The decision drew two dissents from Justices Charles Canady and Ricky Polston, the latter joined by Chief Justice Jorge Labarga. "Although this is a favorable result for the plaintiff and his attorneys, it is not what the law requires," Polston wrote. "The Legislature was very clear that it was awarding only $100,000 for anyone other than Aaron Edwards." But he noted the result was to take $2.5 million from the guardianship of Aaron Edwards for attorney fees, "a result that was explicitly rejected by the Legislature with its enactment of the claims bill."
Florida TaxWatch, a nonprofit government watchdog that keeps track of how taxpayer dollars are spent, sees a need to reform the claims bill system. "The current process is a little too arbitrary," said Kurt Wenner, head of research for TaxWatch. "It's more a factor of lobbying than the justification for the claim, so it's political, and lobbying plays too big of a role."
Not that TaxWatch would oppose passage of a claims bill in an obviously worthy case like Victor Barahona's. "Our whole thing is, make sure that people have access and are allowed to file just claims and get their compensation in a timely manner, but don't pay unnecessary costs where taxpayers have to foot the bill," Wenner said.
TaxWatch produced a 2013 briefing paper for a legislative committee reviewing claims bill procedures.
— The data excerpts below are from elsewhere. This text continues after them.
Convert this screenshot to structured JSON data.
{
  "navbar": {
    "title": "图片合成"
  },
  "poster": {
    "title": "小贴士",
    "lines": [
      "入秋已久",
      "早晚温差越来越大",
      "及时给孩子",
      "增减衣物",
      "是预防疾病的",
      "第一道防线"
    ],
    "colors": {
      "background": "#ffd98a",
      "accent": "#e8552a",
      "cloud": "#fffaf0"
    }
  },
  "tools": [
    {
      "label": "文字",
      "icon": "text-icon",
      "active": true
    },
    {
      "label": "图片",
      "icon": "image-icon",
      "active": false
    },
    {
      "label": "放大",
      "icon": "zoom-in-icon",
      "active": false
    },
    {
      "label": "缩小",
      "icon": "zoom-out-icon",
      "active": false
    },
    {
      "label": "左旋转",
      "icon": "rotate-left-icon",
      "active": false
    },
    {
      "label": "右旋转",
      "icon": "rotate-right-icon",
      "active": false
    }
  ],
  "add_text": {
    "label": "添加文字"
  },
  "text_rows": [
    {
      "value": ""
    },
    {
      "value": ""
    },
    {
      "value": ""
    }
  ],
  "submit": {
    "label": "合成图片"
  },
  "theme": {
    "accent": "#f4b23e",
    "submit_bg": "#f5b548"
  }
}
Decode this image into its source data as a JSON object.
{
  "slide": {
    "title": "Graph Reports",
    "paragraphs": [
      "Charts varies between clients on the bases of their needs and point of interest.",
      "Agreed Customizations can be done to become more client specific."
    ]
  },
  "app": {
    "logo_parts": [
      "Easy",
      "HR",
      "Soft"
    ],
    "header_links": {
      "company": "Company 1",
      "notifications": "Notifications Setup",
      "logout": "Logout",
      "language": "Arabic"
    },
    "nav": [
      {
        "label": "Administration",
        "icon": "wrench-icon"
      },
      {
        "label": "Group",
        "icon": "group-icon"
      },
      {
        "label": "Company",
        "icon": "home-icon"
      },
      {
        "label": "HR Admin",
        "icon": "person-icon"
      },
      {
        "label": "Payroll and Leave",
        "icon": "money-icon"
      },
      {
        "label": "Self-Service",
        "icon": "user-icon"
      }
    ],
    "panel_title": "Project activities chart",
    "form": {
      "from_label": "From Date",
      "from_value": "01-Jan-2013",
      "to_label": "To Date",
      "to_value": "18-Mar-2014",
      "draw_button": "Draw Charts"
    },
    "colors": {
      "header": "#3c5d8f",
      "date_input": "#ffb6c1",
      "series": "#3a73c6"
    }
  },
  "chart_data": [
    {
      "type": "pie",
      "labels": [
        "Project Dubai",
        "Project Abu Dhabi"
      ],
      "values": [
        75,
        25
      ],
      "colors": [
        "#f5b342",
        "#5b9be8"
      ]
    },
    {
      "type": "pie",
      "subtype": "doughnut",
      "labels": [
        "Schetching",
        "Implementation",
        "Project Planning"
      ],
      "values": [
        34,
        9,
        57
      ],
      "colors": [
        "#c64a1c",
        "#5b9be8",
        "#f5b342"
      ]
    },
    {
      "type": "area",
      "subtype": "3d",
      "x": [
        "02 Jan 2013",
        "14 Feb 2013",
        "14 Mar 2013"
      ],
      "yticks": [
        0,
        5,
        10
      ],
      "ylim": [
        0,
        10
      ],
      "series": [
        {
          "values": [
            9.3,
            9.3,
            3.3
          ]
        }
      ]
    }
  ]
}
The committee accepted the group's suggestions, held hearings and drafted legislation that went nowhere. TaxWatch's ideas are all about trying to avoid the court system and the Legislature in the kinds of tort cases that tend to result in claims bills. It's hard to imagine PI lawyers and lobbyists would support this kind of change.
For instance, Wenner talked about raising the sovereign immunity cap from the current $200,000 to a figure that would be tougher to resist and therefore encourage settlements. His research turned up four states with caps of $1 million per person. Florida's current political climate suggests a $1 million cap would be a hard sell.
As for attorney fees and lobbying costs, Wenner praised the Legislature for combining the two into one number in claims acts. He said TaxWatch recommended adding that concept to the law. It didn't happen and, in fact, Ciklin was talking about a $100,000 total for fees and costs when he used the word "draconian" in his Searcy Denney dissent.
The recently decided Grossman Roth case is similar to the Searcy Denney case. The Grossman Roth matter began in 2008 when Kristi Mellen and her husband Michael Mellen went to a public hospital because he showed symptoms of a heart attack. In the waiting room he suffered a massive heart attack and died.
His widow sued the North Broward Hospital District for medical malpractice. She signed a contingency fee contract with Grossman Roth that promised the firm what amounted to 25 percent of her total recovery. After huddling with Mellen's lawyers, the hospital district agreed to a $3 million settlement and to support a claims bill.
The claims bill passed and apportioned $290,000 of the award to attorney fees and $2.8 million to Mellen. The trial court approved the split — but this was before the Supreme Court handed down its Searcy Denney decision, Ciklin noted. Grossman Roth will get its $750,000 fee.